Kevin Krewell, an industry analyst at Tirias Research, sees the new systems as a defensive move to stem the flow of customers away from Sparc and Oracle's Solaris OS. "They're trying to hold on to existing customers," he said.
That's important for Oracle. Its hardware business generated $4.7 billion in revenue last fiscal year, down 32 percent from 2011, the first full year after Oracle bought Sun. That figure includes money from hardware support services; revenue from hardware alone plunged 44 percent over the same five-year period.
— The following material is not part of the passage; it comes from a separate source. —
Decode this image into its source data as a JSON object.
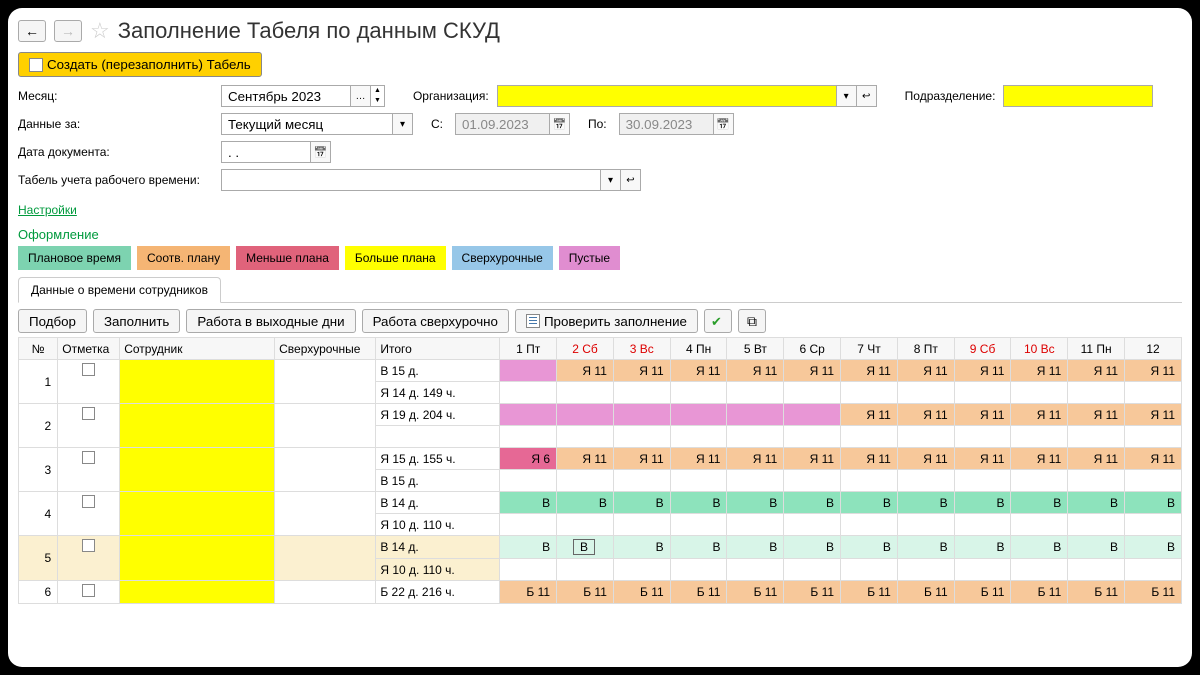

Part of that was by design. Oracle stopped selling many of Sun's lower-end products and focused on "engineered" systems -- high-performance products that yield bigger profits and help sell more of Oracle's database and applications software.
But developing new microprocessors is a costly business, and ultimately, Oracle needs to maintain a sizable hardware business to make continued investments in Sparc worthwhile.
The new processor is called the S7, a less powerful version of Oracle's high-end M7 chip launched in October. Oracle sketched out plans for the chip last year under the code name Sonoma, and it launched the first products on Wednesday atOpenWorld in Brazil.
The S7 is based on the same fourth-generation Sparc core as the M7, and it's manufactured on the same 20-nanometer process. But there are eight cores per chip on the S7, compared with 32 on the M7.
Like the M7, the new chip has "software in silicon" features for accelerating database and security functions. But it also integrates memory and I/O interfaces that for the M7 are separate on the motherboard, helping to keep costs down. There's just one version offered, at 4.27GHz.